Palm Beach County prosecutors insist they need to review the records, which are sealed, to determine how much Limbaugh's doctors knew about his frequent prescriptions for OxyContin, hydrocodone and other painkillers.
"We're talking about investigating crimes, specifically the crime of doctor-shopping," said Assistant State Attorney Jim Martz.
His medical records over six months list prescriptions for more than 2100 pills, mostly painkillers, reports CBS News Correspondent Mark Strassmann. The prescriptions were written by four doctors, and filled at a pharmacy near Limbaugh's $24 million mansion.
"Now the next question is did those doctors know about each other?" Martz said. Reviewing the records would be the only way to determine if Limbaugh violated the law by withholding information from his doctors — and went "doctor shopping" for drugs.
"What these records show is that i did suffer pain and had legitimate medical reasons for taking pain medication," said Limbaugh.
In a statement Monday, Limbaugh's lawyers denied their client was considering a plea bargain. The statement was released after Keven Bellows, a spokeswoman for Premier Radio Networks, told CNN that Black had been talking with prosecutors about Limbaugh "accepting responsibility for his actions."
Limbaugh's attorneys outlined a defense against accusations that he illegally used prescription painkillers and laundered money to finance his drug habit.
Black said Limbaugh suffered from a degenerative disc disease with "pain so great at one point doctors thought he had bone cancer," and that Limbaugh chose to take addictive painkillers rather than have surgery.
Surgery would have meant doctors would have gone through Limbaugh's throat to operate on his spine, which could threaten his career as a commentator, Black said.
Limbaugh's former maid, Wilma Cline, learned of his addiction and threatened to sell the story to The National Enquirer.

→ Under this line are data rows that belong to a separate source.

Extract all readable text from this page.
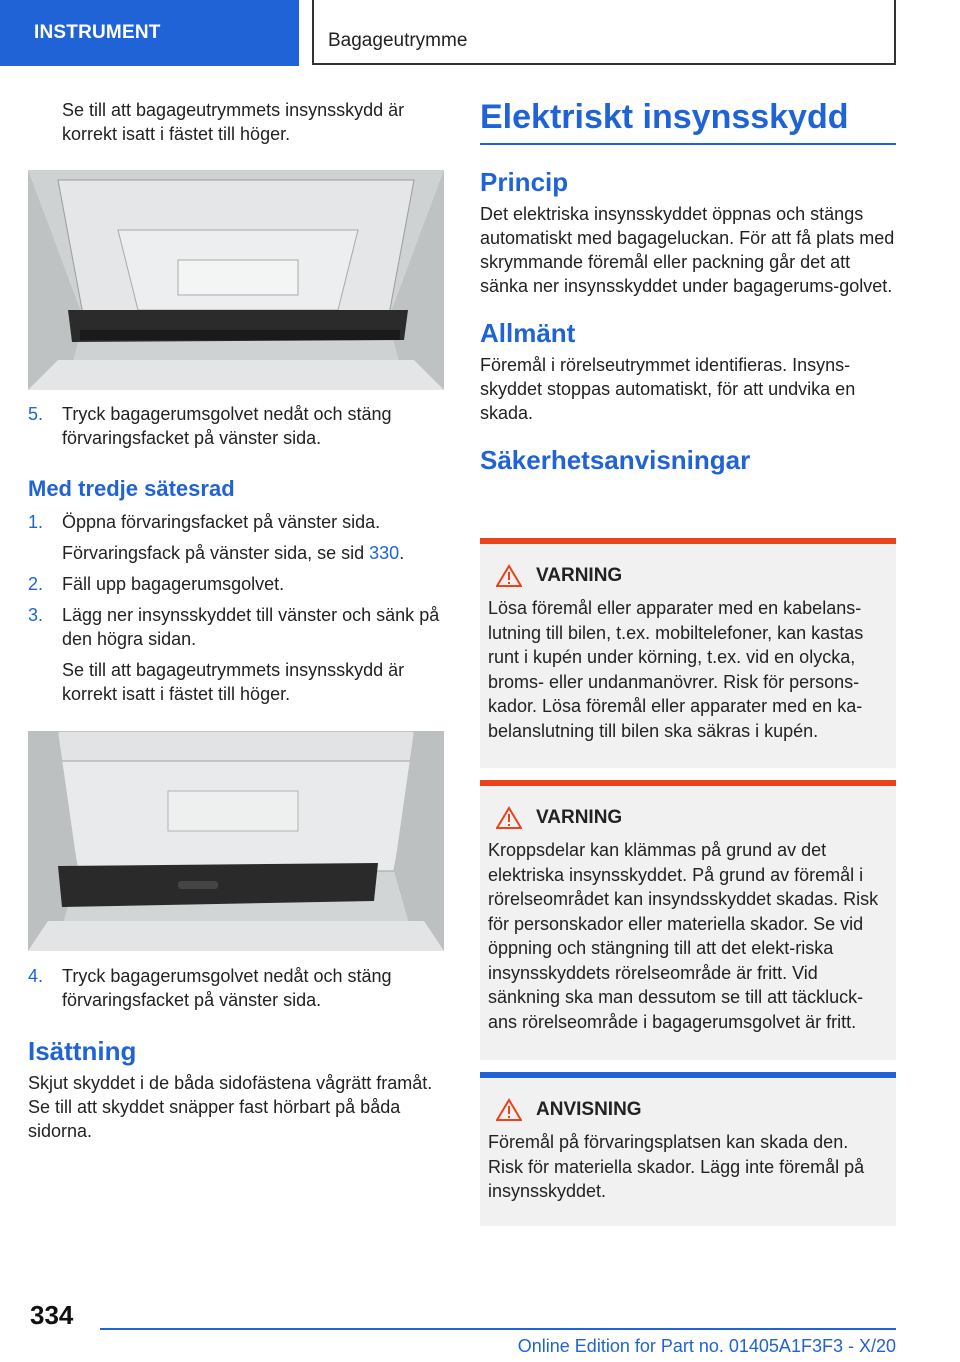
INSTRUMENT	Bagageutrymme

Se till att bagageutrymmets insynsskydd är korrekt isatt i fästet till höger.

5.	Tryck bagagerumsgolvet nedåt och stäng förvaringsfacket på vänster sida.

Med tredje sätesrad

1.	Öppna förvaringsfacket på vänster sida.

Förvaringsfack på vänster sida, se sid 330.

2.	Fäll upp bagagerumsgolvet.
3.	Lägg ner insynsskyddet till vänster och sänk på den högra sidan.

Se till att bagageutrymmets insynsskydd är korrekt isatt i fästet till höger.

4.	Tryck bagagerumsgolvet nedåt och stäng förvaringsfacket på vänster sida.

Isättning

Skjut skyddet i de båda sidofästena vågrätt framåt. Se till att skyddet snäpper fast hörbart på båda sidorna.

Elektriskt insynsskydd

Princip

Det elektriska insynsskyddet öppnas och stängs automatiskt med bagageluckan. För att få plats med skrymmande föremål eller packning går det att sänka ner insynsskyddet under bagagerums-golvet.

Allmänt

Föremål i rörelseutrymmet identifieras. Insyns-skyddet stoppas automatiskt, för att undvika en skada.

Säkerhetsanvisningar

VARNING
Lösa föremål eller apparater med en kabelans-lutning till bilen, t.ex. mobiltelefoner, kan kastas runt i kupén under körning, t.ex. vid en olycka, broms- eller undanmanövrer. Risk för persons-kador. Lösa föremål eller apparater med en ka-belanslutning till bilen ska säkras i kupén.
VARNING
Kroppsdelar kan klämmas på grund av det elektriska insynsskyddet. På grund av föremål i rörelseområdet kan insyndsskyddet skadas. Risk för personskador eller materiella skador. Se vid öppning och stängning till att det elekt-riska insynsskyddets rörelseområde är fritt. Vid sänkning ska man dessutom se till att täckluck-ans rörelseområde i bagagerumsgolvet är fritt.
ANVISNING
Föremål på förvaringsplatsen kan skada den. Risk för materiella skador. Lägg inte föremål på insynsskyddet.
334
Online Edition for Part no. 01405A1F3F3 - X/20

She and her husband, David Cline, demanded millions and were "paid substantial amounts of money," the lawyer said.
The couple "bled him dry" and then went to authorities to gain immunity from prosecutors before selling their story for $250,000 to the Enquirer, Black said. The tabloid ran a story in October, days before Limbaugh announced he would enter a drug rehabilitation program, alleging they supplied him drugs for years.
Ed Shohat, the attorney for the Clines, denied Black's allegation.
"Rush Limbaugh confessed and admitted that he bought the pills. ... I know of no facts that my clients demanded money from Rush Limbaugh in any way," he said.
Limbaugh allegedly withdrew cash 30 to 40 times at amounts just under the $10,000 limit that requires a bank to report the transaction to the federal government.
The action drew suspicion because it can be a federal crime to structure financial transactions below the $10,000 limit.
"This would never happen except this guy's name is Rush Limbaugh," Black said about the financial probe. "There's a double standard."
Martz declined to comment after the hearing.
Judge Jeffrey A. Winikoff did not say when he would decide whether the records should be unsealed.